Delete the column when the column name starts with a name or string in pandas – Case In Sensitive: All Case
We will be deleting the column when the column name starts with a specific string or character, using lower() function in pandas python which will filter based on the column name and have excluded the column that starts with the string or character, in the below example we have dropped the column with the column name starting with “name” or “Name” or “NAME”
# Delete the column that starts with a name or string : Case In Sensitive: All Case cols = [d for d in df.columns if d.lower()[:4] != 'name'] df1=df[cols] df1
column name which starts with all the case “name”, “Name” or “NAME” is dropped .i.e the “name_of_country” and “Name_of_customer” column is dropped , so the resultant dataframe will be.
Delete the column when the column name ends with a name or string in pandas – Case Sensitive
To drop or delete the column based on column name when the column name ends with a specific string or character, we have used the endswith() function in pandas python which will take the string or character as the input and we have excluded the column that ends with the string or character, in the below example we have dropped the column with the column name ending with “name”
# Delete the column that Ends with a name or string : Case Sensitive df1 = df.loc[:,~df.columns.str.endswith('name')] df1
column name which ends with only small case “name” is dropped .i.e the “location_name” column is dropped , so the resultant dataframe will be.
Delete the column when the column name ends with a name or string in pandas – Case In Sensitive: All Case
We will be deleting the column when the column name ends with a specific string or character, using lower() function in pandas python which will filter based on the column name and have excluded the column that starts with the string or character, in the below example we have dropped the column with the column name ending with “name” or “Name” or “NAME”

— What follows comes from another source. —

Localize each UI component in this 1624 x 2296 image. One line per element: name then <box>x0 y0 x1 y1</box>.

# Delete the column that Ends with a name or string : Case In Sensitive: All Case cols = [d for d in df.columns if d.lower()[-4:] != 'name'] df1=df[cols] df1
column name which ends with all the case “name”, “Name” or “NAME” is dropped .i.e the “product_Name” and “location_name” column is dropped , so the resultant dataframe will be.

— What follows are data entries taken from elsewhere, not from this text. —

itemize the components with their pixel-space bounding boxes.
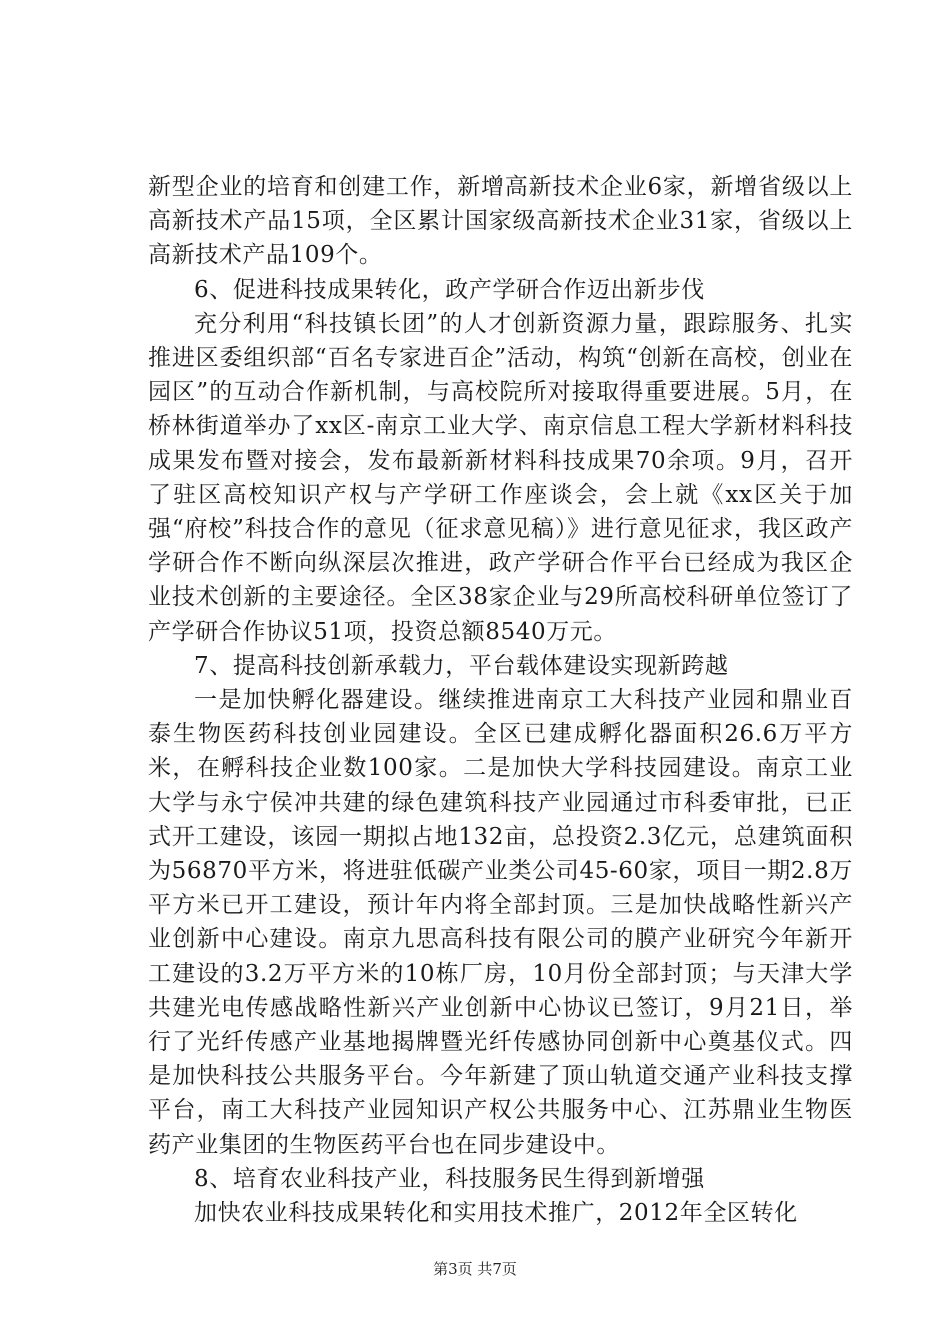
paragraph-section-8: 加快农业科技成果转化和实用技术推广，2012年全区转化 [194, 1200, 798, 1227]
section-heading-8: 8、培育农业科技产业，科技服务民生得到新增强 [194, 1165, 705, 1192]
document-body [148, 170, 853, 1230]
section-heading-6: 6、促进科技成果转化，政产学研合作迈出新步伐 [194, 276, 705, 303]
paragraph-section-7: 一是加快孵化器建设。继续推进南京工大科技产业园和鼎业百泰生物医药科技创业园建设。全区已建成孵化器面积26.6万平方米，在孵科技企业数100家。二是加快大学科技园建设。南京工业大学与永宁侯冲共建的绿色建筑科技产业园通过市科委审批，已正式开工建设，该园一期拟占地132亩，总投资2.3亿元，总建筑面积为56870平方米，将进驻低碳产业类公司45-60家，项目一期2.8万平方米已开工建设，预计年内将全部封顶。三是加快战略性新兴产业创新中心建设。南京九思高科技有限公司的膜产业研究今年新开工建设的3.2万平方米的10栋厂房，10月份全部封顶；与天津大学共建光电传感战略性新兴产业创新中心协议已签订，9月21日，举行了光纤传感产业基地揭牌暨光纤传感协同创新中心奠基仪式。四是加快科技公共服务平台。今年新建了顶山轨道交通产业科技支撑平台，南工大科技产业园知识产权公共服务中心、江苏鼎业生物医药产业集团的生物医药平台也在同步建设中。 [148, 687, 853, 1158]
page-footer [0, 1259, 950, 1279]
paragraph-section-6: 充分利用“科技镇长团”的人才创新资源力量，跟踪服务、扎实推进区委组织部“百名专家进百企”活动，构筑“创新在高校，创业在园区”的互动合作新机制，与高校院所对接取得重要进展。5月，在桥林街道举办了xx区-南京工业大学、南京信息工程大学新材料科技成果发布暨对接会，发布最新新材料科技成果70余项。9月，召开了驻区高校知识产权与产学研工作座谈会，会上就《xx区关于加强“府校”科技合作的意见（征求意见稿）》进行意见征求，我区政产学研合作不断向纵深层次推进，政产学研合作平台已经成为我区企业技术创新的主要途径。全区38家企业与29所高校科研单位签订了产学研合作协议51项，投资总额8540万元。 [148, 310, 853, 645]
paragraph-continuation: 新型企业的培育和创建工作，新增高新技术企业6家，新增省级以上高新技术产品15项，全区累计国家级高新技术企业31家，省级以上高新技术产品109个。 [148, 174, 853, 269]
section-heading-7: 7、提高科技创新承载力，平台载体建设实现新跨越 [194, 652, 729, 679]
page-number-label: 第3页 共7页 [433, 1260, 517, 1278]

Delete the column when the column name contains certain string or name in pandas – case sensitive
We will be deleting the column when the column name contains a specific string or character, using filter() function in pandas python which will filter based on the column name and have excluded the column that contains a specific string or character, in the below example we have dropped the column with the column name containing “name”
##### Delete the column that contains certain string or name : case sensitive df1 = df[df.columns.drop((df.filter(regex='name').columns))] df1
column name which contains “name” is dropped .i.e. “location_name”, “name_of_country” and “nick_name_of_customer” column is dropped , so the resultant dataframe will be.

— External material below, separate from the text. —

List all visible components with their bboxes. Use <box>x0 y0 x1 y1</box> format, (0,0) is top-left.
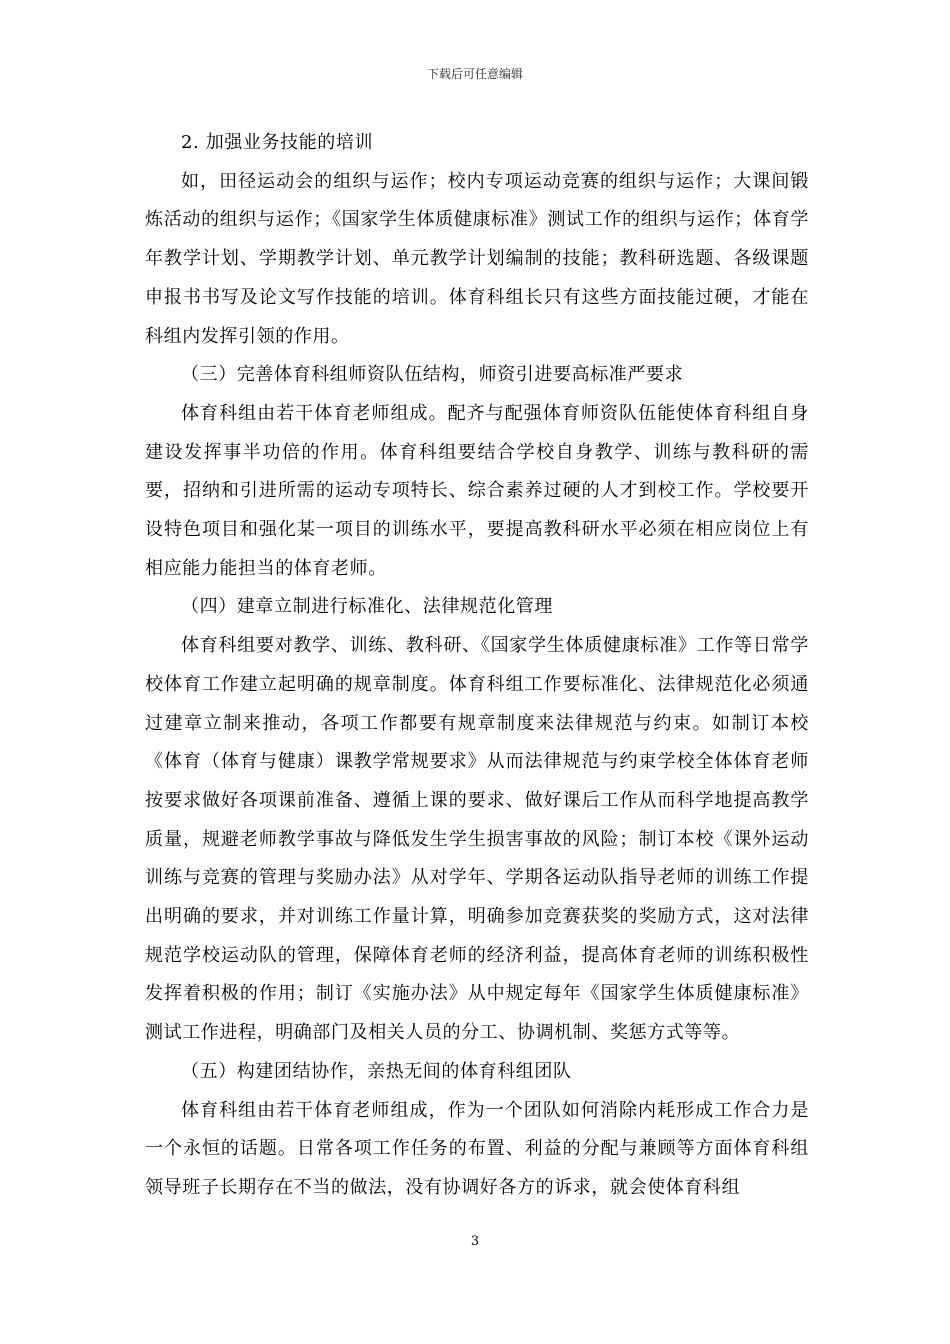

Delete the column when the column name contains certain string or name in pandas – case In sensitive: All Cases.
We will be deleting the column when the column name contains a specific string or character, using filter() function in pandas python which will filter based on the column name and have excluded the column that contains a specific string or character, in the below example we have dropped the column with the column name containing “name” or “Name” or “NAME”
##### Delete the column that contains certain string or name : case In sensitive : All Cases. df1 = df.drop(df.filter(regex='name|Name|NAME').columns, axis=1) df1
column name which contains with all the case “name”, “Name” or “NAME” is dropped .i.e All the columns are dropped except the “price” and “offer_percentage” , so the resultant dataframe will be.